The Prince of Mathematics
- Author: M. B. W. Tent
- Language: English
- Subject: Life of Carl Friedrich Gauss
- Publisher: A. K. Peters
- Publication date: 2006
- Pages: 264
- ISBN: 9781568814551

= The Prince of Mathematics: Carl Friedrich Gauss =

2006 semifictional book by M. B. W. Tent

The Prince of Mathematics: Carl Friedrich Gauss is a 2006 semifictional book by M. B. W. Tent, covering the life of Carl Friedrich Gauss.

== Summary ==
Tent's book covers Gauss's childhood, education, and adult life.
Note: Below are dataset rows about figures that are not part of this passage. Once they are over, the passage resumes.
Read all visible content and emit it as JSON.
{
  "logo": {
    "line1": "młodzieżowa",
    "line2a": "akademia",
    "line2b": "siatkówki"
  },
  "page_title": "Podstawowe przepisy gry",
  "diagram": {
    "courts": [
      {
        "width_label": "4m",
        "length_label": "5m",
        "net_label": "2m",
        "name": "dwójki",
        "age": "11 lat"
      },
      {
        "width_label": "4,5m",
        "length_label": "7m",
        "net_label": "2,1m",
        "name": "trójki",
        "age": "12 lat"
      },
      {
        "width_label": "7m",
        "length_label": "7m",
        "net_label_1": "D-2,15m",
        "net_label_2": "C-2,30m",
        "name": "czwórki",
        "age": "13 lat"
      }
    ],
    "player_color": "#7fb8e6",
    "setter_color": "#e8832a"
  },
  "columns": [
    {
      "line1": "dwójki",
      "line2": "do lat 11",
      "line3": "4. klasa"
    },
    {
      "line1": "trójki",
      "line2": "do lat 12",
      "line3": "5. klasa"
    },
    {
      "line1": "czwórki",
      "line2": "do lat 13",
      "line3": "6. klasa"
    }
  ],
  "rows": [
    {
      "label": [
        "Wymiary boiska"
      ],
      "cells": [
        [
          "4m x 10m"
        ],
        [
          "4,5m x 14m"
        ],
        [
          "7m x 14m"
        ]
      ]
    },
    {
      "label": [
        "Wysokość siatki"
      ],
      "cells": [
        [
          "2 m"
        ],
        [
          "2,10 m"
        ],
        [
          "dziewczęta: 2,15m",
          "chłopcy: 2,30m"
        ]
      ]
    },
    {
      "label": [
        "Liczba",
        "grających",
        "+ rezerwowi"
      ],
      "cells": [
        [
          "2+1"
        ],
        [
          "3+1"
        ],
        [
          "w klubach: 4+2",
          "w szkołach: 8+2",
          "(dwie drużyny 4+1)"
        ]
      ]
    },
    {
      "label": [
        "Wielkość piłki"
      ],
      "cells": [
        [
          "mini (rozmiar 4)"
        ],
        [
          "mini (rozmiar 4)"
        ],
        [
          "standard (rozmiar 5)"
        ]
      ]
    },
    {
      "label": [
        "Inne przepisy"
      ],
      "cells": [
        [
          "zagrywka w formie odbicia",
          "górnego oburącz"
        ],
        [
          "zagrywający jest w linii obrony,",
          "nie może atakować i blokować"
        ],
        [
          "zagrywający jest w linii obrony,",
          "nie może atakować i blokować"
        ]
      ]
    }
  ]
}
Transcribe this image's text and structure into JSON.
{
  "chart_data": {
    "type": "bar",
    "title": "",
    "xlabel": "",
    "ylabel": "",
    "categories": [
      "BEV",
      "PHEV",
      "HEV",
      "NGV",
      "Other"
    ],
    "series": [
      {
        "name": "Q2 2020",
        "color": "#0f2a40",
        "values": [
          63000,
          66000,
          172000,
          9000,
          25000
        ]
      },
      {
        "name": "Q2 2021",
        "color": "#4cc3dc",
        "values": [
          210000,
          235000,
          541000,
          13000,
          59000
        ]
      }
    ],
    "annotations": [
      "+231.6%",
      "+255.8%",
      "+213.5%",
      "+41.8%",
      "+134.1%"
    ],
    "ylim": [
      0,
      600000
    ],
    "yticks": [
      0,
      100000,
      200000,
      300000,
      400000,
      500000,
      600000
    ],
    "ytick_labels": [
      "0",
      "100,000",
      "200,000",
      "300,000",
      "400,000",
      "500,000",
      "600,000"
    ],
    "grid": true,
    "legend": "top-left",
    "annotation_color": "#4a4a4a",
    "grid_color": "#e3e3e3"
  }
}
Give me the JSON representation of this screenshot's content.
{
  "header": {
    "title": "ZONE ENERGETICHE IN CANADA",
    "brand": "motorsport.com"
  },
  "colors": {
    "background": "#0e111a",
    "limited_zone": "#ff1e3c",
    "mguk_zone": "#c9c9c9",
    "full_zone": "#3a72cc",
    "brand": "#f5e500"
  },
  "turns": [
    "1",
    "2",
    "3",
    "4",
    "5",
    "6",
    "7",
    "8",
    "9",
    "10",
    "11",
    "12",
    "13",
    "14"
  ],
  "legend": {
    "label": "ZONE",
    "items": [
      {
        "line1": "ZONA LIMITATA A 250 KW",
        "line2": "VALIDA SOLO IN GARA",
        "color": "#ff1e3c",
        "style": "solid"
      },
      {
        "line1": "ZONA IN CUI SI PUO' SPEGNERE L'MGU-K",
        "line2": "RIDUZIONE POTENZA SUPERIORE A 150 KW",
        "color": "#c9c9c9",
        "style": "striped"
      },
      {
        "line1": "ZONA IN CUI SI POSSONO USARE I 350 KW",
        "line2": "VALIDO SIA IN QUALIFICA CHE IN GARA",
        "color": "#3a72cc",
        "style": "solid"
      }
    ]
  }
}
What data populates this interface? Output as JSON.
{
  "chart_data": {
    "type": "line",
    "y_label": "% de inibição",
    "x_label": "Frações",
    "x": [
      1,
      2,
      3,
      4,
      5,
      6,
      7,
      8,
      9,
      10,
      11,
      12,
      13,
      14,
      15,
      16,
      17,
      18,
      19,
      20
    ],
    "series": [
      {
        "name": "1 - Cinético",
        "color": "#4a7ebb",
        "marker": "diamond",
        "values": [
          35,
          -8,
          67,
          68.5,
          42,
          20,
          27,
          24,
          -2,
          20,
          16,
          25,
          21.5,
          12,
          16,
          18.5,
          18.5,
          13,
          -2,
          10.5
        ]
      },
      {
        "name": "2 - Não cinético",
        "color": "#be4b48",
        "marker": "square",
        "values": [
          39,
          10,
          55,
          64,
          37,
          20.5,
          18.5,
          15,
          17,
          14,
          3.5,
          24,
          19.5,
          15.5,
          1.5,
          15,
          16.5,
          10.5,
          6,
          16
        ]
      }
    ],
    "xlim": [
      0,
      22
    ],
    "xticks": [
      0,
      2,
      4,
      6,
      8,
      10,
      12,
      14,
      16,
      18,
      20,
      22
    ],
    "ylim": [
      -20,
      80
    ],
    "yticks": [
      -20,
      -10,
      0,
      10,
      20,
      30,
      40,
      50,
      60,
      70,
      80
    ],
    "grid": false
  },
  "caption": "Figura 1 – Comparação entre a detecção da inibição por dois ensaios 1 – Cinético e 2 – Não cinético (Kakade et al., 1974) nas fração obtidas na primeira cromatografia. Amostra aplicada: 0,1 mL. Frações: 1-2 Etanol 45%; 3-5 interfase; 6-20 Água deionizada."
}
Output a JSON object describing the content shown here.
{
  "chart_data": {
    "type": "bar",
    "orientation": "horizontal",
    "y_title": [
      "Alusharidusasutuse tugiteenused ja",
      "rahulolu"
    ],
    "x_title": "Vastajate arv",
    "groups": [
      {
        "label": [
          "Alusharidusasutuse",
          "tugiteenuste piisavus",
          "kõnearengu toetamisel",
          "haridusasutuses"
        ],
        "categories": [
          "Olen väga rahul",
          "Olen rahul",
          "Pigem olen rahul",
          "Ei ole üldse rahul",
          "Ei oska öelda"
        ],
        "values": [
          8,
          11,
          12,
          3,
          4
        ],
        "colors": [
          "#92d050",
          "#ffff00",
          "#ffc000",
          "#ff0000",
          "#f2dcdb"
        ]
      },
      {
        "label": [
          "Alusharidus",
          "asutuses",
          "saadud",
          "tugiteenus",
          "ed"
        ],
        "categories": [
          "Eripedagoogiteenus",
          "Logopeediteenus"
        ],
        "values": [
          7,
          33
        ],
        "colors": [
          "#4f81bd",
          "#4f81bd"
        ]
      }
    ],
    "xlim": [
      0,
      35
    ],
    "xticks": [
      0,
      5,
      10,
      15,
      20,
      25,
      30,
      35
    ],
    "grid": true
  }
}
In particular, it covers much of Gauss's childhood, including the main character learning to count at age 3, him figuring out the sum of the numbers from 1 to 100, his tutoring, and his discovery of the prime number theorem at age 15. The book also covers certain aspects of Gauss's later life, including his accomplishments in astronomy and surveying and his two marriages.

The book also includes several illustrations, including one of Gauss's notebook.

== Reception ==
Lisa DeKeukelaere, an alumna of Colby College, called the book "easily readable". However, DeKeukelaere noted that younger readers might not like the author's attempt to explain the math, but she also noted that older readers might not like the book's vocabulary or the "tedious, inconsequential conversations" that Tent had added. Linda Y. Shuey, of Western Albemarle High School, called the book "inspirational as well as informative" and recommended it to students from fourth grade onwards. Ross Andrew Gagliano, writing for Ubiquity magazine (a publication of the Association for Computing Machinery), called it "smallish yet thoroughly delightful" and "intended for all ages".